Lithium ion conducting argyrodites have received growing attention as solid electrolytes for all-solid-state-batteries (ASSBs). The search for a novel lithium-argyrodite solid electrolyte was conducted in the Li₂S–SnS₂–SiS₂–P₂S₅ quasi-quaternary system. A systematic synthesis of Li_7+δ[Sn_kSi_1−k]_3+δ′P_1−δ′′S₁₂ (0.425 ≤ k ≤ 0.525) revealed a monophasic composition Li_6.96Sn_1.55Si_1.71P_0.8S₁₂ with a cubic argyrodite phase. In the argyrodite structure, Li is partially substituted by the smaller Sn and Si ions, which differs from the majority of argyrodite-type lithium ion conductors reported to date. The introduction of Si⁴⁺ and Sn⁴⁺ provided a cubic phase, and suppressed the undesirable phase transition to the low-conductive orthorhombic phase, which occurs in the original cubic Li–P–S argyrodite at ambient temperature. Li_6.96Sn_1.55Si_1.71P_0.8S₁₂ shows ionic conductivities of 8.5 × 10⁻⁵ S cm⁻¹ at 298 K and 1.3 × 10⁻³ S cm⁻¹ at 373 K with an activation energy of 34 kJ mol⁻¹, enabling cycling in an all-solid-state lithium cell when this material is employed as a solid electrolyte.

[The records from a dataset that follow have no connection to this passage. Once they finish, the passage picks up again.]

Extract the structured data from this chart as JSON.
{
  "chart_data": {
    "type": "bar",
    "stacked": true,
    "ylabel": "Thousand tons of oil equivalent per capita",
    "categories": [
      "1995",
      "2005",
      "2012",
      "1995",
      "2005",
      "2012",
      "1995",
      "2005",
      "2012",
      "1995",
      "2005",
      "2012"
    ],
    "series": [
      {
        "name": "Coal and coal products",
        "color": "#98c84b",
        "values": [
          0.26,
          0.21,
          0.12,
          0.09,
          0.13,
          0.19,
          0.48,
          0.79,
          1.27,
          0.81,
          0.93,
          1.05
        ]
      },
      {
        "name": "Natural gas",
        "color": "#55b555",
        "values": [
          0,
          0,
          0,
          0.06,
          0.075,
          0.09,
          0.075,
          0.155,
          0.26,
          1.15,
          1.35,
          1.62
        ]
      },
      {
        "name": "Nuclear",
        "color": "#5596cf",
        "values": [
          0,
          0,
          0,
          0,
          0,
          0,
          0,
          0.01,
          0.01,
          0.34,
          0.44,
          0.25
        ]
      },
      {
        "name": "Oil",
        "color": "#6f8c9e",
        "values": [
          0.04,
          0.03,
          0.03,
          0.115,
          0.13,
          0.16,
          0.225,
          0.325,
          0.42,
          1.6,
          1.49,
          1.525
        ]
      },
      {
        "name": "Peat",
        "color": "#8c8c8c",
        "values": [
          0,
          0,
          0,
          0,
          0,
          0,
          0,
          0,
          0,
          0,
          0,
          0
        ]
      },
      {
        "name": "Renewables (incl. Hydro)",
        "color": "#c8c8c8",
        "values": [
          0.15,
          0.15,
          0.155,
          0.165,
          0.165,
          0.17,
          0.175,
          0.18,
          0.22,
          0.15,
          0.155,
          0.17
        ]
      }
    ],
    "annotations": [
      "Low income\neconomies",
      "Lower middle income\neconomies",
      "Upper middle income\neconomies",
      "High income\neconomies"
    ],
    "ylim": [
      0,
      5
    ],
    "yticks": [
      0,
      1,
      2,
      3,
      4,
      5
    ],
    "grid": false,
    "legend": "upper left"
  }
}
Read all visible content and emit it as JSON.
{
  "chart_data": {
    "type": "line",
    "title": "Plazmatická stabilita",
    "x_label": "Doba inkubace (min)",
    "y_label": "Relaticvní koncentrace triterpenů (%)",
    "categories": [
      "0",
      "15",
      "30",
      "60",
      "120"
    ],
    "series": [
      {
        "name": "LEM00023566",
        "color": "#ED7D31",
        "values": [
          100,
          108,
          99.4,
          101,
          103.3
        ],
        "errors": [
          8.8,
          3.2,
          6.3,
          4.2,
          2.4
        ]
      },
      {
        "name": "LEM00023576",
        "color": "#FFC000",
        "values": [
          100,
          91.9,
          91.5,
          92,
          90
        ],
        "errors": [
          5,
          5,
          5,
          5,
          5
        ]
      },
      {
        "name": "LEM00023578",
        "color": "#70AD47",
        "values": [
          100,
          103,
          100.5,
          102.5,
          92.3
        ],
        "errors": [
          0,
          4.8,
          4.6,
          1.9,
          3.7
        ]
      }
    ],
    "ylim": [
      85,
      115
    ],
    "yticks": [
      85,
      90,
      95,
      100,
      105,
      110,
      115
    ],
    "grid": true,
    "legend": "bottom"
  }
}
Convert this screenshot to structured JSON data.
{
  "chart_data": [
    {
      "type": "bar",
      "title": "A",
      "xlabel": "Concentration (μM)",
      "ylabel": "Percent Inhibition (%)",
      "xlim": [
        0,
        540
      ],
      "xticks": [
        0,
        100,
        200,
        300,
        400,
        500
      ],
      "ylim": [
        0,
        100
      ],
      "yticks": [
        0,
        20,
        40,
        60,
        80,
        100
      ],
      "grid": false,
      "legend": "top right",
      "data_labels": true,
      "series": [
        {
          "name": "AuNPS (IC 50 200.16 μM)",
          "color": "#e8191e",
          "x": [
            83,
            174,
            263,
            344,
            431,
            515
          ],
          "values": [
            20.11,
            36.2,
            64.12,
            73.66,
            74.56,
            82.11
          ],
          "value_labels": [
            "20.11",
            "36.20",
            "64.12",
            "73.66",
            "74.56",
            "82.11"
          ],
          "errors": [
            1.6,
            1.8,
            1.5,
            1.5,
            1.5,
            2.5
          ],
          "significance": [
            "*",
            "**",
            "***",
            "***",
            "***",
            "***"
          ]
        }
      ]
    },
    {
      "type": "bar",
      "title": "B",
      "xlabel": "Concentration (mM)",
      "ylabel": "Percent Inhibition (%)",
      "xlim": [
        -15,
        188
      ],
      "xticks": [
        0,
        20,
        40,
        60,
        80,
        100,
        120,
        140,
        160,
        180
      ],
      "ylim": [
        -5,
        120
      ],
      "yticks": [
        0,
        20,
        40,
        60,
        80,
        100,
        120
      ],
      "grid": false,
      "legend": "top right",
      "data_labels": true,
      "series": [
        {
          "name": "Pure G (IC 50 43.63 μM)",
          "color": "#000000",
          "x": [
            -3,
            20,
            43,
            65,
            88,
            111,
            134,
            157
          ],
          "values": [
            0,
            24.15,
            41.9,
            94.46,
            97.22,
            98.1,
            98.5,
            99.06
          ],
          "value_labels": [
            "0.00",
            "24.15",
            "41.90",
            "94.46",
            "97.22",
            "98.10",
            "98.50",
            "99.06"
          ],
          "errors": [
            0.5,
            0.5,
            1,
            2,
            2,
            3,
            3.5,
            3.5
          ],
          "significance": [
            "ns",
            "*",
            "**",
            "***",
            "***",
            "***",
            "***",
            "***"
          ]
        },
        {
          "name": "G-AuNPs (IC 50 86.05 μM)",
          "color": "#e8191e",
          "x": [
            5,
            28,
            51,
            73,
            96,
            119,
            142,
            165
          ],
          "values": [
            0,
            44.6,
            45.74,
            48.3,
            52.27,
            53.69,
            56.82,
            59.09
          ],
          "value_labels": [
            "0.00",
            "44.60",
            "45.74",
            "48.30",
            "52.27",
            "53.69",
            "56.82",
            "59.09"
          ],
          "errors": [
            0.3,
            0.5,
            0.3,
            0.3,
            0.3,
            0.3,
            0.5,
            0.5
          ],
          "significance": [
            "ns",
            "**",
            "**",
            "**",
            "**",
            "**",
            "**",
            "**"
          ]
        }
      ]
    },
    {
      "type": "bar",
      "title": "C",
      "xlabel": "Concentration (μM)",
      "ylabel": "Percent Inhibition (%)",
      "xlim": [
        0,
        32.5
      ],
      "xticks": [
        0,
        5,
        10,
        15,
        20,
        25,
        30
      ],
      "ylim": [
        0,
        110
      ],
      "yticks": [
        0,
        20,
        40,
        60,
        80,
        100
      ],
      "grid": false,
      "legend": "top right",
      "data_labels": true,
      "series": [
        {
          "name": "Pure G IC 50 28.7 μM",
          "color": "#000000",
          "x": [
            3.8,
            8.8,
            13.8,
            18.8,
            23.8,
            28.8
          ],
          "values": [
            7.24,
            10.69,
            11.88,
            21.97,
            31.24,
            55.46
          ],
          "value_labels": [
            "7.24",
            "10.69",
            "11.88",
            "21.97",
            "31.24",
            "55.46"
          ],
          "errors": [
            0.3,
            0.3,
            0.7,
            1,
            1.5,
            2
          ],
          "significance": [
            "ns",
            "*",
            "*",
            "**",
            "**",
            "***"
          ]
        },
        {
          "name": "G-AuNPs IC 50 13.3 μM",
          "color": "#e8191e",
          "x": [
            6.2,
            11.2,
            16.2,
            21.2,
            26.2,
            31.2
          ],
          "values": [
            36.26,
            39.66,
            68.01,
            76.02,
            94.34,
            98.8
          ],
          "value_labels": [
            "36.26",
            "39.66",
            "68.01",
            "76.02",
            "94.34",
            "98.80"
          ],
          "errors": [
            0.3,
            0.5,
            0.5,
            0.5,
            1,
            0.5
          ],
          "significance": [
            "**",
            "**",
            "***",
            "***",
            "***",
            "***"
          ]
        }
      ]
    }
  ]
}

锂离子传导性银辉石作为全固态电池（ASSB）的固体电解质越来越受到关注。在Li ₂ S–SnS ₂ –SiS ₂ –P ₂ S ₅准四元体系中寻找一种新型的锂-香精锂固体电解质。李的系统性合成_{7+ δ} [Sn的_ķ的Si _{1- ķ} ] _{3+ δ '} P _{1 - δ ''} š ₁₂（0.425≤  ķ  ≤0.525）揭示了单相组成为Li _6.96的Sn _1.55的Si_1.71 P _0.8 S ₁₂，具有立方银辉石相。在青菱石结构中，Li被较小的Sn和Si离子部分取代，这与迄今报道的大多数绿泥石型锂离子导体不同。Si ⁴⁺和Sn ⁴⁺的引入提供了立方相，并抑制了向低导电正交晶相的不希望有的相变，这种相变发生在原始的室温Li-P-S菱镁矿中。Li _6.96 Sn _1.55 Si _1.71 P _0.8 S ₁₂在298 K和1.3×10下显示的离子电导率为8.5×10 ^-5  S cm ^-1373 K时为^-3  S cm ^-1，活化能为34 kJ mol ^-1，当该材料用作固体电解质时，可以在全固态锂电池中循环。